Currently fsck will scan all cylinder groups, which is fast, but it could be a lot faster when I could add cs_nunrefs field to csum structure – file system keeps statistics about all cylinder groups after the super-block and having an information about which cylinder groups have unreferenced inodes would save us a lot of seeking. Unfortunately it will change UFS on-disk layout which is not acceptable at this point.
After publishing patches I implemented few suggestions from Robert Watson.
I also implemented better handling of journal overflow. Now one can define at which point journal switch is forced. This can be defined in percents via kern.geom.journal.force_switch. Not ideal, but much better than panicing.
BIO_FLUSH support was added to da(4) disks.
I’m in the process of reimplementing how removed, but still open objects (files, directories) are handled in case of a power failure or system crash.
Currently there is a magic .deleted/ directory where such objects are moved. On boot mount(8) can simply ‘rm -rf .deleted/*’.
The solution I’m implementing currently is to increase a counter in cylinder group (CG) when such situation takes place (objects is removed, but still open). When it is closed, I simply decrease the counter. On boot, a much faster fsck version checks the counter in every CG and if it is greater than 0, it scans all inodes in the CG. If it finds allocated inode, but with linkcnt=0, it cleans the inode, ie. remove all allocated blocks, marks as unallocated, etc.
Because of the complexity of UFS on-disk layout it is not a trivial task. To remove an inode completely I need to:
1. Go through the list of direct blocks pointers and mark the blocks in freeblock bitmaps as free.

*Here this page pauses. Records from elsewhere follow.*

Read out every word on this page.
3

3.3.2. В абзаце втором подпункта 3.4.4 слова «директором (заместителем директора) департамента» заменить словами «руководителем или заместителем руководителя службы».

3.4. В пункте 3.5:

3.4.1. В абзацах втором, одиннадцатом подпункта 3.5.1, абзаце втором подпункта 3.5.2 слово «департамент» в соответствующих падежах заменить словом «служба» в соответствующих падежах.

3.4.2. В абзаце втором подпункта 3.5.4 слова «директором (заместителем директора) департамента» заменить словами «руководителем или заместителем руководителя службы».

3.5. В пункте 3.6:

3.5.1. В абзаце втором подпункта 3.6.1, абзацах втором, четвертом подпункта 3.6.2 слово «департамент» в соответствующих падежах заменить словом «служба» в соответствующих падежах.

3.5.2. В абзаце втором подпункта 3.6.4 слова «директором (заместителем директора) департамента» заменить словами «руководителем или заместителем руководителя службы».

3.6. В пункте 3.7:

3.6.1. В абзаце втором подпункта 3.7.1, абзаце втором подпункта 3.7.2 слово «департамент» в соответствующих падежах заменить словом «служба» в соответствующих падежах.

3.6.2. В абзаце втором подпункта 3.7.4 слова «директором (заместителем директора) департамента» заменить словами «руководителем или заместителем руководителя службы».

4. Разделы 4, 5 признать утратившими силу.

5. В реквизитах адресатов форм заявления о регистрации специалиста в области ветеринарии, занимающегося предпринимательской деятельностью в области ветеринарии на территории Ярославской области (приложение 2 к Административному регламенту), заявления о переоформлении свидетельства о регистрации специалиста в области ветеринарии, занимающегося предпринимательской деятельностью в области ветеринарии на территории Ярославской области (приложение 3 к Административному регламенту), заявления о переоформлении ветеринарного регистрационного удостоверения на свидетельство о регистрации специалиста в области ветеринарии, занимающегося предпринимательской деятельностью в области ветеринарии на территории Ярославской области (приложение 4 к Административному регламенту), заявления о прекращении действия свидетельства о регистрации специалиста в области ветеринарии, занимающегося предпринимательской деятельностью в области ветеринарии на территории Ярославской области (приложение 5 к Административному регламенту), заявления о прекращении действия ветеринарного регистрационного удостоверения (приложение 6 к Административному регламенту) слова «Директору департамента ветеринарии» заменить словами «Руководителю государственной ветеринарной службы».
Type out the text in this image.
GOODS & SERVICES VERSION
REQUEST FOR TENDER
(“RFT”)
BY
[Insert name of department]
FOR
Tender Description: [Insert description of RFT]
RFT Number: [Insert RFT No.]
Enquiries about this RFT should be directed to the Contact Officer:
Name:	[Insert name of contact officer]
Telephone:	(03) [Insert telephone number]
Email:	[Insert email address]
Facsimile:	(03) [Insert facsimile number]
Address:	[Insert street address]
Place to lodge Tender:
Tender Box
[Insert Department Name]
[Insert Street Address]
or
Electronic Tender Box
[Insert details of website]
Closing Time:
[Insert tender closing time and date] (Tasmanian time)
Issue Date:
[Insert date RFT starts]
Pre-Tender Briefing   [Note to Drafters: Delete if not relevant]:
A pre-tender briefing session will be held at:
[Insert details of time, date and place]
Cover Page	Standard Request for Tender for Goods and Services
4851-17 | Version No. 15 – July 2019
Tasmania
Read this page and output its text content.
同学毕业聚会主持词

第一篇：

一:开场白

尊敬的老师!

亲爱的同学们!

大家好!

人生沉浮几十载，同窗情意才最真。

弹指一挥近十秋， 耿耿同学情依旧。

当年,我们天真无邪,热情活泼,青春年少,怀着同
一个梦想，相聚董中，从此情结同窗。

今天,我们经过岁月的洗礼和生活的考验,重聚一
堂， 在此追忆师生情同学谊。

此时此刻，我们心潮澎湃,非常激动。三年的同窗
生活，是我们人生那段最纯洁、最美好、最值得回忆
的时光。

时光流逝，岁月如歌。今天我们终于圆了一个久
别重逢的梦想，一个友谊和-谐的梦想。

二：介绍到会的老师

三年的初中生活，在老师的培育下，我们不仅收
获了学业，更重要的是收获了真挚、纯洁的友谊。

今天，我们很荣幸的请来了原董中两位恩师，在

2. The same as in 1, but for indirect blocks (single, double and triple).
3. Watch out for fragments. Fragments are only used for small files (which use only direct pointed blocks) and a fragment can be only at the end of the file.
4. Update blocks and fragements counters in three places.
5. Update clusters bitmap.
6. Update pointer of the last used block and fragment if needed.
7. Zero-fill the entire inode.
8. Mark an inode as free in inode’s bitmap.
9. Update inodes related counters in three places.
10. Update pointer of the last used inode.
11. Pray for success.
Most of the things I already implemented, but this is not the code I’d like to show. I’m thinking about extending libufs(3), because now its usefullness is very limited.